内心「?」と思いながらも、光河の治水のためならと、素直に女装して後宮に入る王佳。

寝所で皇帝から触れられても添い寝されても、「規則なのだ」と言われれば素直に納得してしまう、王佳の世間知らずな天然っぷりが初々しいです(笑)

不器用な上、言葉足らずな癖に思ったことをすぐ口にしてしまうので、役所の人間関係も皇帝との関係も思うようにいかず落ち込んでしまう王佳。
しかし、皇帝から助言を受け、少しずつ王佳は変わっていきます。
でも、役所の皆と打ち解けたら、今度は皇帝が嫉妬の感情を抱くように。

そもそも、どうして皇帝がここまで王佳に執着するのか?
皇帝が王佳を入内させた本当の目的は?

その謎は1巻終盤で明かされるのですが、皇帝の一途な想いがこれまた尊いんです。

ですが、二人の関係はなかなか進展しないまま、2巻に突入します。
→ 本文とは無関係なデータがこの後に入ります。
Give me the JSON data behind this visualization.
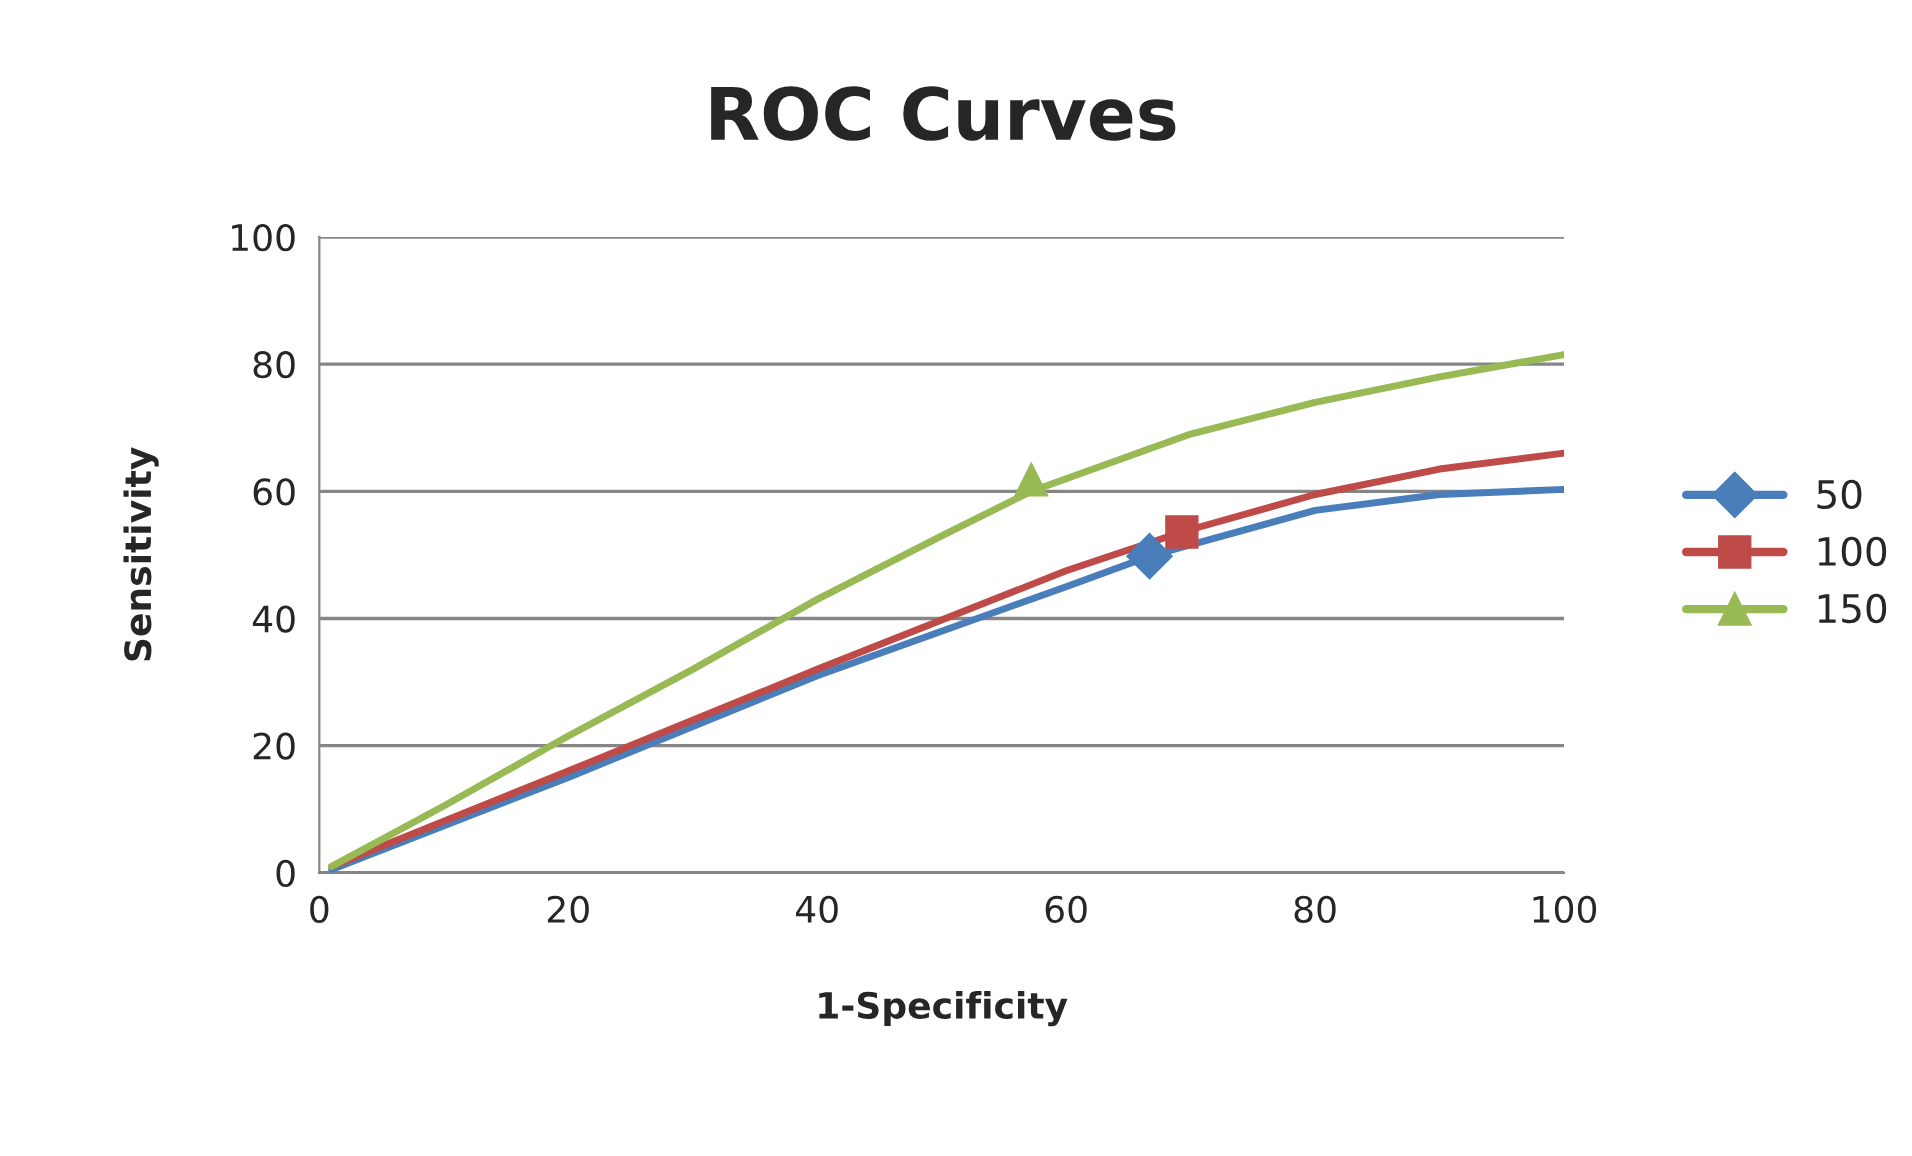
{
  "chart_data": {
    "type": "line",
    "title": "ROC Curves",
    "xlabel": "1-Specificity",
    "ylabel": "Sensitivity",
    "series": [
      {
        "color": "#4a7ebb",
        "x": [
          1,
          20,
          40,
          60,
          66.7,
          80,
          90,
          100
        ],
        "values": [
          0.5,
          15,
          31,
          45,
          49.8,
          57,
          59.5,
          60.3
        ]
      },
      {
        "color": "#be4b48",
        "x": [
          1,
          20,
          40,
          60,
          69.3,
          80,
          90,
          100
        ],
        "values": [
          1,
          16,
          32,
          47.5,
          53.6,
          59.5,
          63.5,
          66
        ]
      },
      {
        "color": "#98b954",
        "x": [
          1,
          10,
          20,
          30,
          40,
          50,
          57.2,
          70,
          80,
          90,
          100
        ],
        "values": [
          1,
          10.5,
          21.5,
          32,
          43,
          53,
          60,
          69,
          74,
          78,
          81.5
        ]
      },
      {
        "name": "50",
        "type": "scatter",
        "color": "#4a7ebb",
        "marker": "diamond",
        "x": [
          66.7
        ],
        "values": [
          49.8
        ]
      },
      {
        "name": "100",
        "type": "scatter",
        "color": "#be4b48",
        "marker": "square",
        "x": [
          69.3
        ],
        "values": [
          53.6
        ]
      },
      {
        "name": "150",
        "type": "scatter",
        "color": "#98b954",
        "marker": "triangle",
        "x": [
          57.2
        ],
        "values": [
          61.8
        ]
      }
    ],
    "xlim": [
      0,
      100
    ],
    "ylim": [
      0,
      100
    ],
    "xticks": [
      0,
      20,
      40,
      60,
      80,
      100
    ],
    "yticks": [
      0,
      20,
      40,
      60,
      80,
      100
    ],
    "grid": "y",
    "legend": "right",
    "line_style": "solid"
  }
}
(2巻で、1巻ではまだ〇〇できてなかったことが判明したのが衝撃でした笑)
ようやく良い感じになったと思ったら、再び王佳の不用意な一言で二人はすれ違い、そのまま王佳は役所の仲間たちと1か月にわたる治水工事の現地調査の旅へ。
そこで大きな問題に直面し、自分の考えは机上の空論だったと落ち込む王佳でしたが、その王佳に一筋の光をくれたのは皇帝でした。

自分の皇帝への気持ちに、ようやく気付いた王佳。
都へ戻り皇帝に自分の想いを告げ、やっと二人が心身ともに結ばれようとするところで!なんと!2巻が終わってしまうのです!(涙)

3巻が待ちきれません!

王佳を長年にわたって見守ってきた、皇帝の執着ラブもたまりません。

時に王佳を守り、時に王佳の〇〇を妨害し…と、皇帝の独占欲丸出しの愛がとにかく尊いんです。(それなのに手が早くないのがこれまた良し!)

全力でオススメできる神作品です!
いいねしたユーザ9人
レビューをシェアしよう!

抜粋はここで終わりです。